While still in high
school, he attended art classes at the Syracuse Museum, where
he was provided with a private room where he could paint independently.
In addition to his early studies with etcher Ralph Pearson, he
had the good fortune of studying under two of the 20th century’s
leading colorists: first with Joseph Albers at Black Mountain
College (1940), and later with Hans Hofmann (1941-42).
His work reflects his
extensive training with these masters, as well as a strong reverence
for the French avant-garde painters who influenced them.

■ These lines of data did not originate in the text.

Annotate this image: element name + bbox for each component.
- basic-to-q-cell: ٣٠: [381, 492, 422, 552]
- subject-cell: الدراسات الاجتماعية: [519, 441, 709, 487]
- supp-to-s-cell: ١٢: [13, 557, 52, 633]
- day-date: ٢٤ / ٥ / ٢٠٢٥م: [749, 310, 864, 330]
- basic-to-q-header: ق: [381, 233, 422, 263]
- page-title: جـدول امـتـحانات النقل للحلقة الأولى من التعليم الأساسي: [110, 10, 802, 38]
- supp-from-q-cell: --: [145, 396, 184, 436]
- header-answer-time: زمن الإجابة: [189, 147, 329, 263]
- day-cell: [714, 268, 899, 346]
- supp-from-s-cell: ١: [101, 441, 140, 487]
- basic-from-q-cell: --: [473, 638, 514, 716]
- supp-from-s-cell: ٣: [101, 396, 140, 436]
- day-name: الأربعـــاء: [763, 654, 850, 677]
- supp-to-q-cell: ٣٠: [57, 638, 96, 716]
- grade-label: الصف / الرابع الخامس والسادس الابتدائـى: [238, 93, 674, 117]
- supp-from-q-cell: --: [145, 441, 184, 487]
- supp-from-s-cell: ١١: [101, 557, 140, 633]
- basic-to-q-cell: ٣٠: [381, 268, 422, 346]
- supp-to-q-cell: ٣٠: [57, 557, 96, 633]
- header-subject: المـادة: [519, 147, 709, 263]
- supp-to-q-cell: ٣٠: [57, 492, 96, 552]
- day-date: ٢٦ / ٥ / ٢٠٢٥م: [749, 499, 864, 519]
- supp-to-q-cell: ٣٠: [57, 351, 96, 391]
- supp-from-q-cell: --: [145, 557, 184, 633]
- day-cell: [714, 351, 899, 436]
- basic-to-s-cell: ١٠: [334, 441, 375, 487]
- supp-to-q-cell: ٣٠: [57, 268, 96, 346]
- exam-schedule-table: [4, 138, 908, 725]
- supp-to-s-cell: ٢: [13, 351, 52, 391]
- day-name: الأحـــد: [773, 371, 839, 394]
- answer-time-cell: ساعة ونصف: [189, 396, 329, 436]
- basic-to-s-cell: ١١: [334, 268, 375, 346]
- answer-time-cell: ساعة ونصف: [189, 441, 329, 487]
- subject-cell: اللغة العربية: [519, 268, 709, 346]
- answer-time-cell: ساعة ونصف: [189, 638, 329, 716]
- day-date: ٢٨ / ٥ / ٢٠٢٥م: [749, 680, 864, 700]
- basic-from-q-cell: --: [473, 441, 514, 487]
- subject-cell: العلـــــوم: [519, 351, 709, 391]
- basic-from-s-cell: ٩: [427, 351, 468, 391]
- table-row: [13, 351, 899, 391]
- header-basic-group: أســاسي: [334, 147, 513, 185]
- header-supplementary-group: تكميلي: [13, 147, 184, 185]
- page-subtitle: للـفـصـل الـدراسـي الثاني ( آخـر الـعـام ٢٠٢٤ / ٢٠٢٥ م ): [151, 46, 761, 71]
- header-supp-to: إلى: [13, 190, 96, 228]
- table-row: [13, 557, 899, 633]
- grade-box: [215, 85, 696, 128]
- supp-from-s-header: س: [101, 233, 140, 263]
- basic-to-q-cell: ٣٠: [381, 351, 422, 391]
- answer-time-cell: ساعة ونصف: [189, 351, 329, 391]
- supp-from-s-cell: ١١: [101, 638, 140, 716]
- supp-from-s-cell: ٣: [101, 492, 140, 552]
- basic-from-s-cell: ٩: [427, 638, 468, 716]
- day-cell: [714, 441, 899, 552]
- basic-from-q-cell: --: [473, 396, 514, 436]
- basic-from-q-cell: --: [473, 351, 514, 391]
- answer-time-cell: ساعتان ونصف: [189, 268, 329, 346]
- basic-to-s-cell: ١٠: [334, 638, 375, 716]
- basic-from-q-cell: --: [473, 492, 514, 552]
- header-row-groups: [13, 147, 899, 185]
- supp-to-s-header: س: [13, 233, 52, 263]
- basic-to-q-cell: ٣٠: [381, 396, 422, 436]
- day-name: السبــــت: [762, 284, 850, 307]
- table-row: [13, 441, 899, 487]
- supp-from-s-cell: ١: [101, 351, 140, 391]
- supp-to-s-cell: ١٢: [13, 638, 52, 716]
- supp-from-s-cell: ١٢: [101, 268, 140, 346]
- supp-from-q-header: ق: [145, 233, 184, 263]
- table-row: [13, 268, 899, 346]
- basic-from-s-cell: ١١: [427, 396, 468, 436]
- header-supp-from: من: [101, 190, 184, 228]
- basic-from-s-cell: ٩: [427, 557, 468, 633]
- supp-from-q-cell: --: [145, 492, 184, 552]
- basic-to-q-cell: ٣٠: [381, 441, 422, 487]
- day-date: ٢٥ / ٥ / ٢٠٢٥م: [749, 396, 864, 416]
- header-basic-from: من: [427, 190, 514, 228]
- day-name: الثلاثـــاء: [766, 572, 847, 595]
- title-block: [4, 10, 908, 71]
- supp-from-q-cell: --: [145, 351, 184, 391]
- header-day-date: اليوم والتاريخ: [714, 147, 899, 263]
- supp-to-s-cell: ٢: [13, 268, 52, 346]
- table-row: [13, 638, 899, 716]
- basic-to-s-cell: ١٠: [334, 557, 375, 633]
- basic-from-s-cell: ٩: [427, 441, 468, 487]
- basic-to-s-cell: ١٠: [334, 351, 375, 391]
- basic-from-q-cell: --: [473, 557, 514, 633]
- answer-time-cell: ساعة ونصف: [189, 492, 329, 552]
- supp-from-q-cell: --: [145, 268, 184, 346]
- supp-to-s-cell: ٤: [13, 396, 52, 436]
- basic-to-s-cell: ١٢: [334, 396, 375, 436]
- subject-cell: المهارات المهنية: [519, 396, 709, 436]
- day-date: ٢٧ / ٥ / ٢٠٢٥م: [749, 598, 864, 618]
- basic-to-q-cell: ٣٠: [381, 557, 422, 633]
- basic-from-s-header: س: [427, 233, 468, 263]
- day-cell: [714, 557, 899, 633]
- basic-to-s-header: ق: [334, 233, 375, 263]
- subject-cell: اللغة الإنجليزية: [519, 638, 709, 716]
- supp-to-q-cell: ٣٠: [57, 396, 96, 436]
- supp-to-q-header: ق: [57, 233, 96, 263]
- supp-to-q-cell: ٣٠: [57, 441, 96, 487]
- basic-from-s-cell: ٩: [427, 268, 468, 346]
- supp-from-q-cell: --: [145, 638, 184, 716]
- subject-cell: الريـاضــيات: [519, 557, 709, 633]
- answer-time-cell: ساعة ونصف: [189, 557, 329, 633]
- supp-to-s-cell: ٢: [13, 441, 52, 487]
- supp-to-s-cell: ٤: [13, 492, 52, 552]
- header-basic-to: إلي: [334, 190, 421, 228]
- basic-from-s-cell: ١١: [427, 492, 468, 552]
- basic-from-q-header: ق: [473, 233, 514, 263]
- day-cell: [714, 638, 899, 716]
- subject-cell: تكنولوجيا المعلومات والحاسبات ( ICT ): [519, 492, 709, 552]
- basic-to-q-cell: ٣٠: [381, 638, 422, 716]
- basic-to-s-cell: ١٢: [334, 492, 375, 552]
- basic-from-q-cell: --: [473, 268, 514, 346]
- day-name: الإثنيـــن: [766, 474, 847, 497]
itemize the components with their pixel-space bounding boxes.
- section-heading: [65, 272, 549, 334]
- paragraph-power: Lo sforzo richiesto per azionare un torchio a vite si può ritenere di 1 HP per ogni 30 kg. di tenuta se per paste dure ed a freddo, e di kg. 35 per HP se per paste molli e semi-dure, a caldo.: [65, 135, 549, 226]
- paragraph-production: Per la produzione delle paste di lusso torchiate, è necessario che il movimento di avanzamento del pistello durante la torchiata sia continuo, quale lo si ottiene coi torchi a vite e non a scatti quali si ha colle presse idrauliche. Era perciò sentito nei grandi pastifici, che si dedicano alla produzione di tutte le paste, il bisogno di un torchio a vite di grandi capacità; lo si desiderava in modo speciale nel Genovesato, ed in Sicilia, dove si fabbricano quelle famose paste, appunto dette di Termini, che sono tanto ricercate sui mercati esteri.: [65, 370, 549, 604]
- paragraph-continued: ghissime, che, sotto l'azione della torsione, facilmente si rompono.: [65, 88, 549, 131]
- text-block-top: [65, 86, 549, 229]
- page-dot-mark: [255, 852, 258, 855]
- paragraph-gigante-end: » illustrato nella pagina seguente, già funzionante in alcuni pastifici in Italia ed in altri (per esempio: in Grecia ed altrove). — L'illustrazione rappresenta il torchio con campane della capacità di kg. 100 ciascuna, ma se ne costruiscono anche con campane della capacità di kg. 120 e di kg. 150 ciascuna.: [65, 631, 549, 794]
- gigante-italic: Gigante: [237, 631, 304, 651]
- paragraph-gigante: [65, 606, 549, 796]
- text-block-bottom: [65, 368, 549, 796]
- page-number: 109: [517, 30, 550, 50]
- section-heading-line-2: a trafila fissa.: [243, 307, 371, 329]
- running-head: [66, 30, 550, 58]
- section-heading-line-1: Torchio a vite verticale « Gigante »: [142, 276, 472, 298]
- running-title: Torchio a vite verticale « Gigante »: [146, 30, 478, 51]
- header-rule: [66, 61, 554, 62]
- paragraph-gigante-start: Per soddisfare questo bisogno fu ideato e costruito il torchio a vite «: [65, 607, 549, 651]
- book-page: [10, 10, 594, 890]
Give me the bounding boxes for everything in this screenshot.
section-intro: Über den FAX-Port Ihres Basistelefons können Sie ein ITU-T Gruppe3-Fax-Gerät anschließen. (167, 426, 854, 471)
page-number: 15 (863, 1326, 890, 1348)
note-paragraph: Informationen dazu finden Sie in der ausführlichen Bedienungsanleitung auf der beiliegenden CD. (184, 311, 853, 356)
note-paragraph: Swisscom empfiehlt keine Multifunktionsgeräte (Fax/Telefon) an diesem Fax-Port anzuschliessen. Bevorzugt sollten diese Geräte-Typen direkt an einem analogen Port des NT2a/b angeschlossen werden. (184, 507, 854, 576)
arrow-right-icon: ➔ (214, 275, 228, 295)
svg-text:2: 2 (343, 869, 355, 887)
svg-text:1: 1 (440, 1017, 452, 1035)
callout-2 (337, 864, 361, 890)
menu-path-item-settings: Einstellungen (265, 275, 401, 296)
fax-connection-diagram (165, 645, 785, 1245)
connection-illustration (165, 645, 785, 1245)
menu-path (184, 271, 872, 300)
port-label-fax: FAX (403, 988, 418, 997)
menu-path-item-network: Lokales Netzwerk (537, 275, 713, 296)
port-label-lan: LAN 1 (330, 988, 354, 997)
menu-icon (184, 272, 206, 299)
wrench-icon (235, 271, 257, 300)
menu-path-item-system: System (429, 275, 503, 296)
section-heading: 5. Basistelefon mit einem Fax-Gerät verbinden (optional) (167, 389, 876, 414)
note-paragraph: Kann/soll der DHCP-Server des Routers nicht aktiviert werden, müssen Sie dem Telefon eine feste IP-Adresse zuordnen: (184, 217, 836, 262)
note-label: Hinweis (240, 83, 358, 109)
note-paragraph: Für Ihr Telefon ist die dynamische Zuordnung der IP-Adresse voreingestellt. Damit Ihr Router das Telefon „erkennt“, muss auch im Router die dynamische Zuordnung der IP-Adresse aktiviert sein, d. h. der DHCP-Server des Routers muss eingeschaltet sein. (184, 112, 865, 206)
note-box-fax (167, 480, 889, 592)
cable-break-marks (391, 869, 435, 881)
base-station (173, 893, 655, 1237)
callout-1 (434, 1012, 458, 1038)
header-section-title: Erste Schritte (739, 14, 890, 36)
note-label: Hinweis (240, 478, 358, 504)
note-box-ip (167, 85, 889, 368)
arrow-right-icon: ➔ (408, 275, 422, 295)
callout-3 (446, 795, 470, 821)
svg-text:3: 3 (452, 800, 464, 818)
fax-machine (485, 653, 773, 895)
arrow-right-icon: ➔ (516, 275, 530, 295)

The long
broken brushstrokes of Derain, the boldlyrical contours of Matisse,
and the modernist non-perspectival compositions of Bonnard are
each clear inspirations in De Niro’s best works.
While studying with
Hofmann at his Provincetown summer school, De Niro met painter
Virginia Admiral, whom he married in 1942. The couple moved into
a large, airy loft in New York’s Greenwich Village, where
they were able to paint. Their illustrious circle of friends included
writers Anais Nin and Henry Miller, playwright Tennessee Williams,
and actress and famous Berlin dancer Valeska Gert who modeled
for Hofmann’s classes. Admiral and De Niro separated shortly
after their son, Robert De Niro, Jr. was born in December of 1943.
A perfectionist, De
Niro Sr. often painted and repainted his canvases, completing
hundreds of studies of the same composition until he was pleased
with his work. He was meticulous with his choice of pigment, always
searching for the perfect colors and rarely satisfied.
De Niro Sr.’s
first solo exhibition was held at Peggy Guggenheim’s Art
of this Century, New York, in 1946, when he was twenty-four years
old. He exhibited frequently throughout the 1950s at the Charles
Egan Gallery, where his work hung alongside de Kooning, Kline,
and Guston.
In the early 1960s,
De Niro Sr, looking for fresh inspiration, abandoned New York
for Paris. As his work continued to evolve and mature, he sold
fifty oil paintings and works on paper to the collector Joseph
Hirshhorn, and received much critical praise, as well as a Guggenheim
Fellowship in 1968.
The political and cultural
climate began to change in the mid-60s, however, and Pop Art eclipsed
many artists working in a more traditional vein. Though the mainstream
success of his contemporaries eluded De Niro Sr., he continued
his brilliant exploration of color and form until he passed away
in 1993, leaving behind a vibrant oeuvre that is included in museum
collections such as: the Hirshhorn Museum and Sculpture Garden,
and the Corcoran Gallery of Art, Washington, D.C.; the Metropolitan
Museum of Art, the Whitney Museum of American Art, and the Museum
of Modern Art, New York, among others. In 1995, his son, award-winning
actor Robert De Niro, Jr., along with his mother, Virginia Admiral,
honored the late painter by supporting an exhibition of his works
at the Salander-O’Reilly Gallery in New York.